En una especie de Madrid post apocalíptico, donde la gente va a caballo aunque empiezan a verse coches, y hay un grupo de mujeres que viven al margen de la sociedad, asistimos a la historia de amor de la protagonista, una poeta que se está ganando un nuevo nombre.
Mezcla de poemas, relatos y situaciones no es un libro, sino una extensa carta de amor camuflada de ficción. Me ha gustado la mezcla de estilos y esa ambientación a mitad de camino entre el western y los slams de poesía, aunque me hubiera gustado un poquito más de narración.
Me quejaba el otro día de que el género de la ciencia ficción está invadido por el best seller pero por suerte está invadiendo la corriente principal y cada vez es más frecuente encontrarlo en obras que, sin ser del género, hacen un buen tratamiento del mismo.
Muy bueno.
Esto es lo que imagino. No sentía grandes deseos de nacer. El mundo se hacía añicos, se estaba mejor dentro de esa mujer que no recuerdo, pues no tendría yo ni dos meses cuando le sorprendió una bomba en la cola del pan. A mí me encontraron en los escombros, decía el documento con un pequeño relato de mi existencia que le dieron a Padre al final de la guerra, cuando nos adoptó. Nadie sabía mi nombre. Esto es lo que imagino. Que era un nombre de escritora, como Gloria, Joan, Siri, Maya o Sanmao. Y que a pesar de no tener interés alguno en nacer, tiraba de mí la Poesía, el anhelo de convertirme en persona para poder hacer Poesía. Esto es lo que sé. Tenía planes. Quería meter los pies en el agua siempre que viera agua, empezar a formar parte de la historia del mundo, de la historia de mi familia y de la mía propia. Venerar los Misterios, no querer desvelarlos, no romper los encantamientos. Las orugas me picaron, me dejaron todo el brazo rojo, me gustaba que me hicieran cosquillas, solo cuando alguien me reprendió y me dijo que me iban a picar me picaron. Esto es lo que sé. Prefería mi mundo, me abrumaba estar en la cama y escuchar algún edificio que terminaba de colapsar y el suspiro de Padre desde su habitación. Pero nací, nací y la luna brillaba igual para mí que para los emperadores, las presidentas, las hormigas y los coyotes.

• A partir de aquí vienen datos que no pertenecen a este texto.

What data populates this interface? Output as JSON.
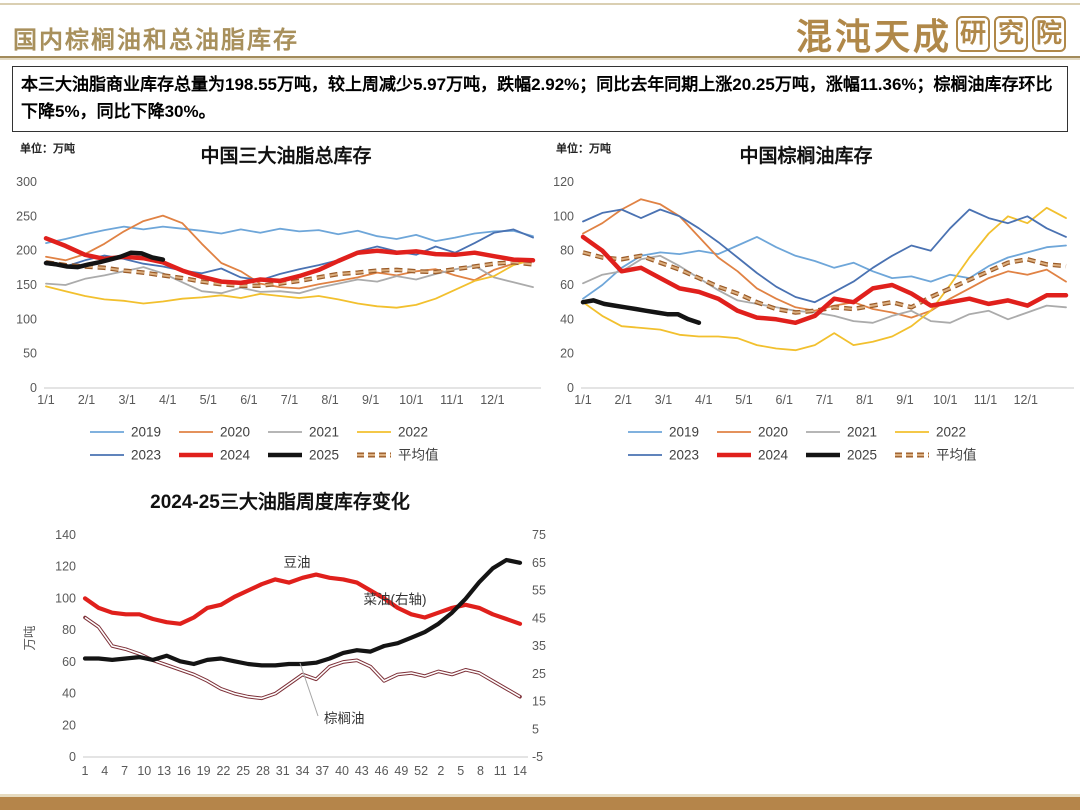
{
  "header": {
    "title": "国内棕榈油和总油脂库存",
    "logo_text": "混沌天成",
    "logo_suffix": [
      "研",
      "究",
      "院"
    ]
  },
  "summary": {
    "text": "本三大油脂商业库存总量为198.55万吨，较上周减少5.97万吨，跌幅2.92%；同比去年同期上涨20.25万吨，涨幅11.36%；棕榈油库存环比下降5%，同比下降30%。"
  },
  "colors": {
    "accent_gold": "#b5854a",
    "title_gold": "#a8905c",
    "red_2024": "#e0201c",
    "black_2025": "#141414",
    "average_dash": "#9a5b28"
  },
  "chart_data": [
    {
      "type": "line",
      "title": "中国三大油脂总库存",
      "unit": "单位：万吨",
      "y_left": {
        "min": 0,
        "max": 300,
        "ticks": [
          0,
          50,
          100,
          150,
          200,
          250,
          300
        ]
      },
      "x_ticks": [
        "1/1",
        "2/1",
        "3/1",
        "4/1",
        "5/1",
        "6/1",
        "7/1",
        "8/1",
        "9/1",
        "10/1",
        "11/1",
        "12/1"
      ],
      "legend_rows": [
        [
          0,
          1,
          2,
          3
        ],
        [
          4,
          5,
          6,
          7
        ]
      ],
      "series": [
        {
          "name": "2019",
          "color": "#6ea6d9",
          "width": 1.8,
          "values": [
            211,
            217,
            224,
            230,
            235,
            231,
            235,
            232,
            229,
            225,
            231,
            226,
            232,
            228,
            230,
            224,
            229,
            221,
            217,
            223,
            214,
            219,
            225,
            228,
            229,
            221
          ]
        },
        {
          "name": "2020",
          "color": "#e08244",
          "width": 1.8,
          "values": [
            191,
            186,
            195,
            210,
            228,
            243,
            251,
            240,
            210,
            182,
            170,
            152,
            147,
            145,
            151,
            156,
            161,
            168,
            164,
            170,
            173,
            164,
            157,
            172,
            181,
            186
          ]
        },
        {
          "name": "2021",
          "color": "#ababab",
          "width": 1.8,
          "values": [
            152,
            150,
            159,
            164,
            170,
            176,
            167,
            154,
            141,
            138,
            146,
            140,
            141,
            138,
            146,
            152,
            158,
            155,
            163,
            158,
            166,
            173,
            178,
            161,
            154,
            147
          ]
        },
        {
          "name": "2022",
          "color": "#f2c02e",
          "width": 1.8,
          "values": [
            148,
            141,
            134,
            129,
            127,
            123,
            126,
            130,
            132,
            135,
            131,
            137,
            134,
            131,
            134,
            129,
            123,
            119,
            117,
            121,
            130,
            143,
            156,
            163,
            179,
            187
          ]
        },
        {
          "name": "2023",
          "color": "#4a72b2",
          "width": 1.8,
          "values": [
            180,
            177,
            186,
            193,
            188,
            181,
            177,
            171,
            167,
            174,
            161,
            157,
            166,
            173,
            179,
            186,
            199,
            206,
            199,
            194,
            206,
            197,
            211,
            226,
            231,
            219
          ]
        },
        {
          "name": "2024",
          "color": "#e0201c",
          "width": 4.5,
          "z": 2,
          "values": [
            218,
            207,
            194,
            188,
            191,
            189,
            183,
            171,
            162,
            155,
            153,
            158,
            156,
            163,
            172,
            185,
            197,
            200,
            197,
            199,
            195,
            194,
            197,
            192,
            187,
            186
          ]
        },
        {
          "name": "2025",
          "color": "#141414",
          "width": 4.5,
          "z": 3,
          "span": 0.24,
          "values": [
            182,
            180,
            177,
            176,
            180,
            183,
            187,
            191,
            197,
            196,
            190,
            187
          ]
        },
        {
          "name": "平均值",
          "color": "#9a5b28",
          "color2": "#dcaf80",
          "style": "dash-hollow",
          "z": 1,
          "values": [
            183,
            179,
            177,
            175,
            171,
            168,
            164,
            160,
            155,
            151,
            149,
            149,
            152,
            156,
            161,
            166,
            168,
            171,
            172,
            170,
            169,
            173,
            177,
            181,
            183,
            180
          ]
        }
      ]
    },
    {
      "type": "line",
      "title": "中国棕榈油库存",
      "unit": "单位：万吨",
      "y_left": {
        "min": 0,
        "max": 120,
        "ticks": [
          0,
          20,
          40,
          60,
          80,
          100,
          120
        ]
      },
      "x_ticks": [
        "1/1",
        "2/1",
        "3/1",
        "4/1",
        "5/1",
        "6/1",
        "7/1",
        "8/1",
        "9/1",
        "10/1",
        "11/1",
        "12/1"
      ],
      "legend_rows": [
        [
          0,
          1,
          2,
          3
        ],
        [
          4,
          5,
          6,
          7
        ]
      ],
      "series": [
        {
          "name": "2019",
          "color": "#6ea6d9",
          "width": 1.8,
          "values": [
            52,
            60,
            70,
            77,
            79,
            78,
            80,
            78,
            83,
            88,
            82,
            77,
            74,
            70,
            73,
            68,
            64,
            65,
            62,
            66,
            64,
            71,
            76,
            79,
            82,
            83
          ]
        },
        {
          "name": "2020",
          "color": "#e08244",
          "width": 1.8,
          "values": [
            90,
            96,
            104,
            110,
            107,
            100,
            88,
            76,
            68,
            58,
            52,
            47,
            45,
            48,
            50,
            46,
            44,
            41,
            45,
            52,
            58,
            64,
            68,
            66,
            69,
            62
          ]
        },
        {
          "name": "2021",
          "color": "#ababab",
          "width": 1.8,
          "values": [
            61,
            66,
            68,
            75,
            77,
            71,
            64,
            57,
            51,
            49,
            47,
            45,
            44,
            42,
            39,
            38,
            42,
            45,
            39,
            38,
            43,
            45,
            40,
            44,
            48,
            47
          ]
        },
        {
          "name": "2022",
          "color": "#f2c02e",
          "width": 1.8,
          "values": [
            50,
            42,
            36,
            35,
            34,
            31,
            30,
            30,
            29,
            25,
            23,
            22,
            25,
            32,
            25,
            27,
            30,
            36,
            45,
            60,
            76,
            90,
            100,
            96,
            105,
            99
          ]
        },
        {
          "name": "2023",
          "color": "#4a72b2",
          "width": 1.8,
          "values": [
            97,
            102,
            104,
            99,
            104,
            100,
            93,
            85,
            76,
            67,
            59,
            53,
            50,
            56,
            62,
            70,
            77,
            83,
            80,
            93,
            104,
            99,
            96,
            100,
            93,
            88
          ]
        },
        {
          "name": "2024",
          "color": "#e0201c",
          "width": 4.5,
          "z": 2,
          "values": [
            88,
            80,
            68,
            70,
            64,
            58,
            56,
            52,
            45,
            41,
            40,
            38,
            42,
            52,
            50,
            58,
            60,
            55,
            48,
            50,
            52,
            49,
            51,
            48,
            54,
            54
          ]
        },
        {
          "name": "2025",
          "color": "#141414",
          "width": 4.5,
          "z": 3,
          "span": 0.24,
          "values": [
            50,
            51,
            49,
            48,
            47,
            46,
            45,
            44,
            43,
            43,
            40,
            38
          ]
        },
        {
          "name": "平均值",
          "color": "#9a5b28",
          "color2": "#dcaf80",
          "style": "dash-hollow",
          "z": 1,
          "values": [
            79,
            76,
            75,
            77,
            73,
            69,
            64,
            59,
            55,
            50,
            46,
            44,
            45,
            47,
            46,
            48,
            50,
            47,
            53,
            58,
            63,
            68,
            73,
            75,
            72,
            71
          ]
        }
      ]
    },
    {
      "type": "line",
      "title": "2024-25三大油脂周度库存变化",
      "ylabel": "万吨",
      "y_left": {
        "min": 0,
        "max": 140,
        "ticks": [
          0,
          20,
          40,
          60,
          80,
          100,
          120,
          140
        ]
      },
      "y_right": {
        "min": -5,
        "max": 75,
        "ticks": [
          -5,
          5,
          15,
          25,
          35,
          45,
          55,
          65,
          75
        ]
      },
      "x_ticks": [
        "1",
        "4",
        "7",
        "10",
        "13",
        "16",
        "19",
        "22",
        "25",
        "28",
        "31",
        "34",
        "37",
        "40",
        "43",
        "46",
        "49",
        "52",
        "2",
        "5",
        "8",
        "11",
        "14"
      ],
      "series": [
        {
          "name": "棕榈油",
          "color": "#7d3038",
          "style": "hollow",
          "values": [
            88,
            82,
            70,
            68,
            65,
            61,
            58,
            55,
            52,
            48,
            43,
            40,
            38,
            37,
            40,
            46,
            52,
            49,
            57,
            60,
            61,
            57,
            48,
            52,
            53,
            51,
            54,
            52,
            55,
            53,
            48,
            43,
            38
          ]
        },
        {
          "name": "豆油",
          "color": "#e0201c",
          "width": 4.2,
          "z": 1,
          "values": [
            100,
            94,
            91,
            90,
            90,
            87,
            85,
            84,
            88,
            94,
            96,
            101,
            105,
            109,
            112,
            110,
            113,
            115,
            113,
            112,
            110,
            105,
            100,
            94,
            90,
            88,
            91,
            94,
            96,
            94,
            90,
            87,
            84
          ]
        },
        {
          "name": "菜油(右轴)",
          "color": "#141414",
          "width": 4.2,
          "axis": "right",
          "z": 2,
          "values": [
            30.5,
            30.5,
            30,
            30.5,
            31,
            30,
            31.5,
            29.5,
            28.5,
            30,
            30.5,
            29.5,
            28.5,
            28,
            28,
            28.5,
            28.5,
            29,
            30.5,
            32.5,
            33.5,
            33,
            35,
            36,
            38,
            40,
            43,
            47,
            52,
            58,
            63,
            66,
            65
          ]
        }
      ],
      "annotations": [
        {
          "text": "豆油",
          "x": 275,
          "y": 81
        },
        {
          "text": "菜油(右轴)",
          "x": 373,
          "y": 118
        },
        {
          "text": "棕榈油",
          "x": 302,
          "y": 237,
          "anchor": "start",
          "line": [
            278,
            177,
            296,
            230
          ]
        }
      ]
    }
  ]
}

Mamá decía: ¡que venga toda la constelación! Nos colocábamos en fila en la puerta del baño del piso de arriba para que Padre no se enterase (ya había tenido suficientes asquerosidades en la guerra) y, cabeza por cabeza, nos llenaba la melena de vinagre y nos quitaba los piojos con los dedos, alzando su pellizco delante de nuestros ojos. ¿Has visto este que grande? ¡Ya te tengo, traidor! Nos reíamos y nos quejábamos de la repugnancia, todo a la vez y sin que Padre se enterase, como si las cosas que hacíamos con mamá fueran misiones secretas, yo es como estoy acostumbrada a vivir, explicaba ella, hago una cosa y aparento que estoy haciendo otra, por eso era la que mejor contrabandeaba en la guerra. Si llamaban del colegio para que recogiera a alguna de sus criaturas porque había vomitado o se había hecho algo encima, decía voy, y aparecía con una carretilla sobre la cual había un barreño lleno de agua, una esponja y una muda de ropa. Ahí mismo, en la puerta del colegio, nos lavaba y vestía y nos mandaba otra vez para clase. Amaba la soledad y era feliz las raras veces que coincidía que no había nadie en casa. Alguna vez llegué antes de lo que ella esperaba que volviéramos y miré por la ventana para saber qué hacía. A las hijas nos gusta mucho mirar a nuestras madres cuando ellas no saben que las están mirando. Da emoción y angustia al mismo tiempo percatarse de que hay una parte desconocida de ellas, una parte que ya era así antes de ser madres.